Strategies for Improving VI Execution Speed

The more you allocate, deallocate, or move data in memory, the more memory the VI uses. Memory can also indirectly affect execution speed because allocating more space in memory leaves less memory for other operations, causing them to slow down if they reach the memory's capacity.

When creating a VI, consider the following guidelines:

• Use consistent data types and watch for coercion dots when passing data to subVIs.
• Avoid using hierarchical data types such as arrays of clusters containing large arrays or strings.
• Reduce the use of nested subVIs inside of other VIs, as these can cause an exponential increase in the number of VI clones needed to maintain separate data spaces for each call to a subVI.

Avoid the following, which can create additional and unnecessary copies of data:

• Repeatedly resizing data—Clearing space in memory or adding and removing data from memory creates overhead and can take time.
• Overusing duplicated array and string terminals—Creating more than one corresponding object on the diagram can increase memory usage.
• Unintentionally coercing data—Coercion dots appear on nodes when data types are coerced. Data type coercion can decrease execution speed and increase memory usage, especially when you use complex data types or large arrays because they can increase memory usage.
• Displaying large arrays and strings on panels—Displaying the smallest array or string on the panel will ensure that copies of data remain small. The larger the array or string, the larger the copy of contained data.

• Remove unnecessary panel objects and avoid adding objects to the panel that aren't necessary for controlling input to the diagram or observing output data.
• Avoid transparent and overlapped panel objects unless necessary.
• When using charts, reducing Chart History Length in the Configuration pane will set the maximum number of data points drawn to your chart.
• When using graphs and charts, turn off auto-scaling, axis labels, anti-aliased line drawing, and axis grids to prevent drawing more elements. A graph with fewer elements takes less time to redraw every time the graph updates.

Since all parallel loops share the same processor resources, consider the following practices to make sure other loops do not interrupt the timing or execution of your important tasks:

• Important Operations—Because you want this type of operation to execute as frequently as possible, do not add timing nodes inside the loop to delay its execution.
• Executions Dependent on Dequeue Element node—The Dequeue Element node can halt the execution of a loop until an element is ready in the queue. This node allows more important loops to use more of the processor's time.
• Low-Importance Operations—Because this type of operation is the least important, you can use a Wait node to run the operation less often and yield execution time to the other loops.

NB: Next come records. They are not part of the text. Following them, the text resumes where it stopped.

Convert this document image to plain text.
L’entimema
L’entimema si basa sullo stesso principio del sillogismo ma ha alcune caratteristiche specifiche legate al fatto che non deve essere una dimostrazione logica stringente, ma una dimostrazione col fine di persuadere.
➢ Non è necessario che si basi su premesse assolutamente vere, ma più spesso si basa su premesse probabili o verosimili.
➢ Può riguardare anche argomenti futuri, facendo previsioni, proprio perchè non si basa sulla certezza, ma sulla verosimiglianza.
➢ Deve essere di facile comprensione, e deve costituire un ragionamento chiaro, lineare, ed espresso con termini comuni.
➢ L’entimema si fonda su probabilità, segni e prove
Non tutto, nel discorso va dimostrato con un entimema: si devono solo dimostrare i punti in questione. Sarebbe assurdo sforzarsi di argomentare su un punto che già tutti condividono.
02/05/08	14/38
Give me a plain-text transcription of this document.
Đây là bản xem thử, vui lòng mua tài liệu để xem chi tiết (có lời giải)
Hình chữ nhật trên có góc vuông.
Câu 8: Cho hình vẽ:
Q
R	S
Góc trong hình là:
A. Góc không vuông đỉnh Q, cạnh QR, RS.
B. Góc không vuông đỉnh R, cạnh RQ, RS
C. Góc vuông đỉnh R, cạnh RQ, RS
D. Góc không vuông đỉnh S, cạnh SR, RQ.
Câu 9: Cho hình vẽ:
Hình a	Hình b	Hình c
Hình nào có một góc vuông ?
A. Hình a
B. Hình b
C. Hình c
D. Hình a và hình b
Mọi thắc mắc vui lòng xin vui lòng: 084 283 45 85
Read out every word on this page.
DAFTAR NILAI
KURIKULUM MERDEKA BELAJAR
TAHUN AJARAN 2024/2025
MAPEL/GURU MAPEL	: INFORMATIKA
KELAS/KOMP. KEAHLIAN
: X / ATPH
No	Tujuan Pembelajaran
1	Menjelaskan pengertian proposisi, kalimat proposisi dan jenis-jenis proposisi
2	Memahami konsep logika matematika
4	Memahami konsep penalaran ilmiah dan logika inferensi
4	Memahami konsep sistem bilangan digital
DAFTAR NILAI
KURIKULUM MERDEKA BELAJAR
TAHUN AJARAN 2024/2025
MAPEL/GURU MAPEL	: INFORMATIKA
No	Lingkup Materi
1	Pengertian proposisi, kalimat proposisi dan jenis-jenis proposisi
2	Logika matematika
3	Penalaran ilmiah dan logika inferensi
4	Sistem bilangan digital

The following is an example of a recreated VI using the considerations:

1. The Read DAQ loop reads data from a DAQ device and sends the data to a queue. Do not add timing nodes because you want this type of operation to execute as frequently as possible.
2. The Write to File loop can execute more slowly as it is logging data points for later analysis. The execution of this loop can be dependent on elements being ready in the queue because it does not need to execute as frequently.
3. The Check Temperature loop displays temperature data to the user and uses a Wait node to run less often and yield execution time to the other loops because it is the least important.